2. Initial methods and challenges in assessing aquatic acoustic biodiversity

2.1. Early work

Research groups studying terrestrial ecosystems using ecoacoustics have led the way in applying acoustic indices to measures of biodiversity. One of the early ideas promoted by these groups was to use recordings and acoustic indices to make biodiversity assessments in a rapid timeframe [30]. These included the acoustic entropy index (H), a calculation adapted from the Shannon's diversity index, which aims to reflect the evenness of a signal's amplitude over time and across the full range of frequencies [30]. Acoustic complexity index (ACI), originally developed for analysing avian communities, summarizes fluctuations of sound within frequency bins across time, then summarizing these variations for the whole frequency range [87]. These and other indices have been reviewed by Harris et al. [88] and Buxton et al. [39].

Coral reefs have provided a range of opportunities and studies to begin linking and testing the efficacy of bioacoustic diversity indices to more traditional observations. Early work suggested sound pressure levels were associated with coral cover, showing promise in using acoustics to assess the community [89], but the recordings were short duration and limited to simple acoustic measures (broadband and octave-band sound pressure levels). Additional work in temperate environments showed promise, addressing three patches of very different habitats (mud, gravel and rocky cliff) recorded for short periods of time [71]. Differences were found between the sites, using terrestrial-derived metrics of acoustic complexity and acoustic diversity, but the authors attributed these results to different levels of snapping shrimp; they did not assess biodiversity. Parks et al. [74] found another use for one of the indices, acoustic entropy, to identify calls of mysticete whales, after the background noise was filtered and reduced. The authors indicated that the methods had promise but did not actually link acoustic records to biodiversity assessments. Similarly, polar researchers have used acoustic metrics, often to quantify marine mammal-based acoustic diversity [77], listening across very large distances. From these key stepping stones, more comprehensive measurements were needed.

2.2. Challenges posed by variability

One important consideration in assessing biodiversity is the sampling regime [90,91]. A soundscape sampling regime's effectiveness is influenced by natural acoustic variability. Substantial work has shown that the sound levels and frequency content of coral and temperate reef soundscapes vary substantially in space and time [56,9295]. Changes in the sound field, including fish and snapping shrimp sound production, can change with a variety of factors, including season, lunar periodicity, lunar light levels, temperature, upwelling, tides, salinity and time of day [96100]. The activity of the animals present affects their detectability; in acoustic assessments, animals can only be detected if they are acoustically active. Conversely, some animal signals will swamp those of others. For example, marine mammals are often dominant contributors to soundscapes from polar to tropical habitats.

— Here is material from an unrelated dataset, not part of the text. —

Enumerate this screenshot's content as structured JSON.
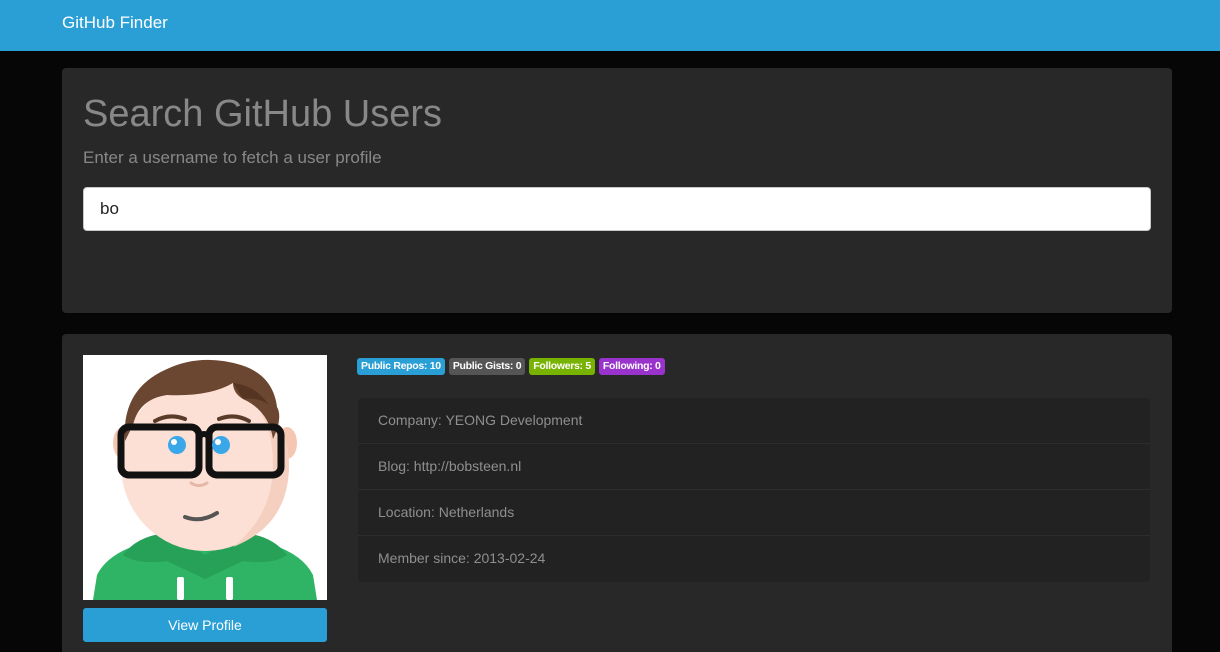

Calling patterns vary from daily to seasonally, and have substantial spatial variability [101,102]. In some low-latitude sites, fish and invertebrate sounds that are easily detectable in the summer are overwhelmed and masked by the persistent song of humpback whales in the winter [7].

Even within a habitat or community, soundscapes can vary. Kaplan et al. [94] showed that within a reef small, yet significant, variations exist at recording stations just metres apart. Within a reef area, there are areas of preference, and they may become acoustic ‘hotspots’ as seen in concentrations of snapping shrimp in Hawaii [103]. Fish choruses and calls can also vary substantially across adjacent habitats [104] and by geographical location [105]. One reason for these within-reef differences is probably driven by the sheer statical power of near-continuous acoustic records [94]. It is possible to find differences but they reflect the within-habitat variability. The range (or general extent) of this variability seems less than the differences among dissimilar habitats, but we are only beginning to understand the extent or patterns of such ‘intra-habitat’ heterogeneity [106]. For example, a key area of study would be to address discerning reef health and diversity gradients from acoustic indices. It is important that both within- and among-habitat differences be addressed to properly use acoustic diversity metrics.

A research frontier for the field of ecoacoustics is, therefore, establishing data collection requirements and sampling regimes that are appropriate for the variability they attempt to quantify. Different goals may be served by different sampling regimes, just as visual surveys of transient and cryptobenthic fish have different standard methodologies.

2.3. Comparing soundscapes to other biodiversity measures

Monitoring underwater soundscapes to assess community structure requires comparative observations. Staatermann et al. [72] compared acoustic data to visual surveys in their study area and found a relationship between the ‘low band’ frequencies (less than 1000 Hz) and the richness and abundance of cryptic fish. This lower-frequency band is often indicative of fish, but not invertebrate, sounds. Kaplan et al. [94] collected four months of acoustic data in the Caribbean Sea and compared them with visual surveys of fishes and benthic cover. They found a relationship between crepuscular increases in fish chorusing to fish abundances and coral cover. Notably, snapping shrimp patterns (1.5–24 kHz) were not associated with either metric. A 16-month follow-up study at additional Pacific Ocean sites showed similar patterns [7]. Desiderà et al. [107] found a relationship between sound types (not indices) and taxonomic diversity. They compared years of visual census data from a Mediterranean Sea MPA to acoustic data and found a strong relationship between taxonomic diversity and acoustic diversity (but not acoustic indices).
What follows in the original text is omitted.